Damon Linker thinks it’s basically self-evident that every parent would be horrified to learn that one of their children works in the pornography industry, and that seems intuitively true. It’s true in my case. It’s probably true for almost every parent I know. But Linker should try a slightly different thought experiment. How would you feel to learn that your child is gay or lesbian? Would you be angry? Disappointed? Fearful for their safety and happiness? Some combination of these and other emotions?
I think the truth is that most people don’t want the burden of homosexuality for their children, but an increasing number of people primarily want their children to be themselves and to be accepted for being themselves. For them, learning that their child is gay is perhaps like learning that they want to be a painter. It isn’t what they envisioned and it’s not going to be an easy or necessarily lucrative career. Why not do something safer and surer, like go to law school? Yet, ultimately, most of us want our children to be happy and if they have to follow their muse, we’ll be accepting of that.
Pornography still has a huge stigma attached to it and even accepting parents would probably be unhappy to tell their friends that their son or daughter is in porn. Moreover, unlike homosexuality, doing porn is still a choice. But there are an increasing number of people who don’t have a problem with their children doing pornography, perhaps because they did it themselves. In their world, the power of this stigma has been largely overcome. We don’t have to agree with them, but we shouldn’t deny that they exist.
Finally, from my own perspective, while it’s true that I don’t want my son to do pornography, I’d be equally devastated if he decided to have a career issuing pay day loans or swindling the elderly out of their money. There are countless disreputable ways to make money legally in this country and many more ways to criminally rip people off. What I care about most is that my son not pursue any of those careers.
I think it’s true that people still have an idea of what’s noble and what is base, but I don’t think this involves the same amount of self-denial as Linker asserts. People are growing more tolerant of other people’s behavior even to the point of not disagreeing with it as much as they used to. In a real sense, the way people perceive right and wrong is shifting, especially on the sexual plane.
Middle-class Americans are hilarious when they talk theoretical ethics in an age of intentional and policy-driven high unemployment.
You can get down to the “angels dancing on a head of a pin” scholasticism if you contemplate the choice of working as a cashier for one of Art Pope’s Maxway stores or in a paper mill for the Koch brother’s Georgia-Pacific or for an oil field job in the Bakken shale region.
Personal ethical reflection, like personal piety, has become an excuse for avoiding the social action required to fix an increasingly unethical and unjust society.

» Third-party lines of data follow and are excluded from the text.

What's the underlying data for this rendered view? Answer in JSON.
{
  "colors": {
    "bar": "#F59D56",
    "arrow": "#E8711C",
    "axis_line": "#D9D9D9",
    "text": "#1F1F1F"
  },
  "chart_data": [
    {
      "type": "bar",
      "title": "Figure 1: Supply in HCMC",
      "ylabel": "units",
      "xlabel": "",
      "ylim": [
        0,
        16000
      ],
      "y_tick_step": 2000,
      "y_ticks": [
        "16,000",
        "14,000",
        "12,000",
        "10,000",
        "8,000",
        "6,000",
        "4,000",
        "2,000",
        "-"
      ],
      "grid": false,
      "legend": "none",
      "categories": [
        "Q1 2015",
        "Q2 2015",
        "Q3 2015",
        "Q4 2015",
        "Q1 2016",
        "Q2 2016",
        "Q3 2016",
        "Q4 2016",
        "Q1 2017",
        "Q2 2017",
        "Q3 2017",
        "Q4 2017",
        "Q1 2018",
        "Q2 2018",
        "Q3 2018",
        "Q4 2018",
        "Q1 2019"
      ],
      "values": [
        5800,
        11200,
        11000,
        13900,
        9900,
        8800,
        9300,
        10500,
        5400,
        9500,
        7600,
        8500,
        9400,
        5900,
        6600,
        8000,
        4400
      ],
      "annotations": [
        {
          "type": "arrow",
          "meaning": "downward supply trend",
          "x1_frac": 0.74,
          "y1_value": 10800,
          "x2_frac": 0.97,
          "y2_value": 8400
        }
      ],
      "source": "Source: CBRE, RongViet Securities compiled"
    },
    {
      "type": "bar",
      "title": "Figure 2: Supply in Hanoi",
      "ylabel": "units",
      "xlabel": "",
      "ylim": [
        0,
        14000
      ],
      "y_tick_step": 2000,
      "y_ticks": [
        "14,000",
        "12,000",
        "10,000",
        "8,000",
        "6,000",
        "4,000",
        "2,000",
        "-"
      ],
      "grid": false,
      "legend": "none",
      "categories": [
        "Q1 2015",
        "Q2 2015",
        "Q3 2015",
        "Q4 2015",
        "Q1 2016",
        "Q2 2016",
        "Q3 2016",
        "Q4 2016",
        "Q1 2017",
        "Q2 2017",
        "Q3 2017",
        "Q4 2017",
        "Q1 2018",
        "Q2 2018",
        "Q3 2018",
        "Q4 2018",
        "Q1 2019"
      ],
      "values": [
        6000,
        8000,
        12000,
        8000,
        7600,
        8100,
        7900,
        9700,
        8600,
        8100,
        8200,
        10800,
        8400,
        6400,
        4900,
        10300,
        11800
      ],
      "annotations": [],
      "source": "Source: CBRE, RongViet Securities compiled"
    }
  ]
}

And it is as time-consuming and unproductive as the long “diversity of tactics” discussions in Occupy general assemblies.
But inaction seems to be the purpose of progressivism these days.
I find myself agreeing with this libertarian writer that Andrew Sullivan has:
link
When it comes to prostition, my position changes because the power dynamics are clearly different there than in porn.
Not that I want prostitution illegal, I think it should be decriminalized, but not legalized. In fact some research shows that legalization has all the same problems as making it illegal.
“We’re living through a libertarian moment”? Fuck that. Look at this nonsense:
Does he really think libertarians can claim credit for the accomplishments of liberals and progressives? Because if you support gay marriage, but don’t think dismantling the government is the solution to every conceivable problem, you are not a libertarian but a liberal.
While I support decriminalization of porn and do not support discrimination or shaming of people who work or have worked in it, there’s no question that I would not want my son or daughter to participate. I agree that there are many other things that I wouldn’t want my child to do, such as make money by stealing or hurting others. But the fact that sex, something that is not necessarily harmful in any way, shows up as base when the motives are money rather than love indicates that I (and Boo for that matter) continue to hold onto some sort of traditional sense of things.
First things first, Linker is an idiot and I waste precisely zero fucks a day on what he horks up as “thought.”
Given the question as posed, back in Denmark there is a thriving porn industry nestled in the bosom of a country with six million inhabitants. If one of your cousins is not in business then you are something of an oddity, a fact easily incorporated into the nation’s famous disdain for judgmental attitudes.
If you want to get freaky, go to Iceland where they now have an app to guard against getting drunk (very popular) and hooking up (very popular) with a relative (easy to do in a nation of 250K, 125K of whom live in the one “big” city).